Much of this office IM use is unofficial, however, and has sparked some companies to ban the technology altogether. Others are seeking alternatives to the popular free services that guarantee security and archiving of messages, among other things. In April, for example, upstart IM provider Communicator signed a deal to provide secure IM services for eight Wall Street firms.

"Time is money for these people, and having islands of people that can't connect is a potential negative," said Mehdi Maghsoodnia, chief operations officer of FaceTime Communications. "That would be like having a phone that you can only use to call Lehman but you can't use to call Goldman."

Beyond standards lies the vexing question of making interoperable IM pay for all the players involved.

"The problem is not technical; the problem is how do (the IM vendors) get paid for letting (another) client interconnect to (their) network," Maghsoodnia said. IM will grow up in the enterprise "based on economic models that justify the cost of interoperability."

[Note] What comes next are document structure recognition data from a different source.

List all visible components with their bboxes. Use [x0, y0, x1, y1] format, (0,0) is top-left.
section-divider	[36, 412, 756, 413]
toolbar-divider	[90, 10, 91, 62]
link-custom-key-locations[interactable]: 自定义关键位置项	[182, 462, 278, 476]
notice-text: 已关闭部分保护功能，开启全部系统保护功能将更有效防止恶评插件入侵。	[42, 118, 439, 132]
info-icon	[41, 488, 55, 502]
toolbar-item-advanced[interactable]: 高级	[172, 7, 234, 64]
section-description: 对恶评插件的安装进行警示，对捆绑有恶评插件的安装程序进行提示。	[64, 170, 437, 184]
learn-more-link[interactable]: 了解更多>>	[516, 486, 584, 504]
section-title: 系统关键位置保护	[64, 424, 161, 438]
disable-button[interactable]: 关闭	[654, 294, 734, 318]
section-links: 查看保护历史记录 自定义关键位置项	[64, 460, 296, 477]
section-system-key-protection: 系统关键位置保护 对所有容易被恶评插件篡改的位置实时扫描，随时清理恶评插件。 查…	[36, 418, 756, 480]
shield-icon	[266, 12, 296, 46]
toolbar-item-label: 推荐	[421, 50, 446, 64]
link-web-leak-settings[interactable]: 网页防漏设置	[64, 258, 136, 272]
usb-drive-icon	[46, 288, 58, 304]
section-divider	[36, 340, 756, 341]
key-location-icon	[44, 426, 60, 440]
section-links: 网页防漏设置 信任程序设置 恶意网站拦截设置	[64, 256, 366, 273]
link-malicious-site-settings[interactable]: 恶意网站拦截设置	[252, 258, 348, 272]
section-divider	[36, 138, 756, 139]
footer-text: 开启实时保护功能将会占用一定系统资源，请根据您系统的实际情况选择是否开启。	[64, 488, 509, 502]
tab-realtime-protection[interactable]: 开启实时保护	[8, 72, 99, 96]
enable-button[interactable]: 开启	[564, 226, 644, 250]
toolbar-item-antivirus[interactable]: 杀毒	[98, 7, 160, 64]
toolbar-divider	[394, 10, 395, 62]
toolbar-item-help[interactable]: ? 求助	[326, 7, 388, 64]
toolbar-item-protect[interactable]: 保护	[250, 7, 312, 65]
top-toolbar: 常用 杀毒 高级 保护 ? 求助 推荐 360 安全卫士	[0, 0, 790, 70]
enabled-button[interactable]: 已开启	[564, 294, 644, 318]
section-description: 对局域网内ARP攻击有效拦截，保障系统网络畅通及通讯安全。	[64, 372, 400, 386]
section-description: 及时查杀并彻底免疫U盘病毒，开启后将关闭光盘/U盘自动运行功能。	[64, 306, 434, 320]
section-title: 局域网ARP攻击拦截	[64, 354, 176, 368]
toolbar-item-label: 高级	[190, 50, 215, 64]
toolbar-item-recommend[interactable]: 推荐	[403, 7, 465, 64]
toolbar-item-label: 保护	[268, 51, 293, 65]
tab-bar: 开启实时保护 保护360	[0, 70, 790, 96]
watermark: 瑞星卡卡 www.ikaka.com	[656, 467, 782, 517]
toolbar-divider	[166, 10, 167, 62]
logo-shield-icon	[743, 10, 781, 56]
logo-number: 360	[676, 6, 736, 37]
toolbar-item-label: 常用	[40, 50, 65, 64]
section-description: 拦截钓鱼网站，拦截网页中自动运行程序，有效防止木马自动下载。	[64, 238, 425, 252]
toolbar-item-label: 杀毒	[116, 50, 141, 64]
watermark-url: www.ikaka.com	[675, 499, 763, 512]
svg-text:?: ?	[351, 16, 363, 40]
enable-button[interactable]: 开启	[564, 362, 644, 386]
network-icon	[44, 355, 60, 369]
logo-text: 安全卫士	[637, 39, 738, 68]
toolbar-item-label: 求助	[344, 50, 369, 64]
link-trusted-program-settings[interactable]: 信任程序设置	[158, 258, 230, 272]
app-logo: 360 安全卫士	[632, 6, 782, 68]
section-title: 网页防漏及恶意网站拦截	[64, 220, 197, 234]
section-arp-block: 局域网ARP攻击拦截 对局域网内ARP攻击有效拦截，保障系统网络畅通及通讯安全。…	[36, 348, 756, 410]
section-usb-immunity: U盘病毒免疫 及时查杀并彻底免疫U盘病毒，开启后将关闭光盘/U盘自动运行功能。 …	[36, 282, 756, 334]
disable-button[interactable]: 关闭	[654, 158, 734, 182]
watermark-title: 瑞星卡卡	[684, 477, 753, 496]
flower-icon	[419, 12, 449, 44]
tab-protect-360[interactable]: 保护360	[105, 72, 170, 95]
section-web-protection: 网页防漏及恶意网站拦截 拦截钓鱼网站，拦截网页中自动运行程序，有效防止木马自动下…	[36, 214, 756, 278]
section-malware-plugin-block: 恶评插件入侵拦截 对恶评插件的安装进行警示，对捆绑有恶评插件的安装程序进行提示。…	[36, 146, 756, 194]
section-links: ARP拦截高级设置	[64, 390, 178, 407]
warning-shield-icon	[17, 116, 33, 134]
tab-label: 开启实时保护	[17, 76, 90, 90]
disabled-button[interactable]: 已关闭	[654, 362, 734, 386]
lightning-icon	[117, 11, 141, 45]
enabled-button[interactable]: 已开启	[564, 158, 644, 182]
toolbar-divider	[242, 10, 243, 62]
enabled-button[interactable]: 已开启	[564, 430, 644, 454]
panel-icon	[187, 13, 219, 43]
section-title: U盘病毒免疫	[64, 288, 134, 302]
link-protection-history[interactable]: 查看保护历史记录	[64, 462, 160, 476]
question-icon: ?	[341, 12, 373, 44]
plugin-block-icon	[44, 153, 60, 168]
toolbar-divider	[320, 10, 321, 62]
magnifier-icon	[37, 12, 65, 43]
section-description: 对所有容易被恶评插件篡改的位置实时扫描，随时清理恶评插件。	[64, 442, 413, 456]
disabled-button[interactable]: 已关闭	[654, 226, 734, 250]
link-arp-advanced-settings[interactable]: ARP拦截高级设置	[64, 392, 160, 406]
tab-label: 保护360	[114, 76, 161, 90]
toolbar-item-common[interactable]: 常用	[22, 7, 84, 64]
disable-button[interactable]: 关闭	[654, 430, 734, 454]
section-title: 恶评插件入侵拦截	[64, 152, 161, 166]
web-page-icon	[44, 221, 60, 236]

In partnership with AOL and Microsoft, FaceTime recently built a call center IM application for Bank of America. The bank will pay FaceTime, and in turn AOL and Microsoft, to communicate with customers over their networks. The economic model he sees for the future is one that enables the networks to get paid for usage, by the number of people online or by messages transferred.

"There has to be a business model where Microsoft and Yahoo and AOL get paid," Maghsoodnia said.

A failure to communicate
Companies invited to the first meeting of the IMSB included IBM, Jabber, AOL, Communicator, FaceTime Communications, Microsoft, Reuters and MindAlign.

Rajapakse said that the initial meeting helped understand the strategies of the various companies concerning interoperable standards. For example, he said, IBM and Microsoft are venturing in the direction of adopting SIMPLE (SIP for Instant Messaging and Presence Leveraging Extensions), a standard by the Internet Engineering Task Force (IETF) for instant messaging that AOL abandoned. SIMPLE is an application of the group's Session Initiation Protocol (SIP), a technology with numerous applications apart from instant messaging.

Jabber, meanwhile, is promoting its own interoperable standard, the Extensible Messaging and Presence Protocol (XMPP), an XML-based protocol. The IETF is set to approve a working group for the protocol.

An AOL representative would not comment on the meeting, only to say "the businesses we've been working with tell us that they are looking for an instant messaging implementation that would allow them to better manage message traffic within their individual networks."

AOL has announced plans to introduce a for-fee service for corporations, but has yet to set a launch date. However, the company has talked about introducing such a service since early 2001.

Microsoft plans to introduce real-time communications software, code-named Greenwich, for use on corporate networks, in partnership with Reuters. The company would not comment on the financial services meeting or its plans for interoperability within such technology. Microsoft's rivals Sun Microsystems and IBM already offer instant messaging software for use on corporate networks.

Jabber CEO Rob Balgley said that the meeting revealed just how important instant messaging is becoming to businesses.

"I think the message I got was: Either you guys do something about it, as we are your customers, or we're going to take matters into our hands. They will start picking vendors who have better strategic thinking about interoperability," he said. "Interoperability is more a business decision than a technology decision."

News.com's Jim Hu contributed to this report.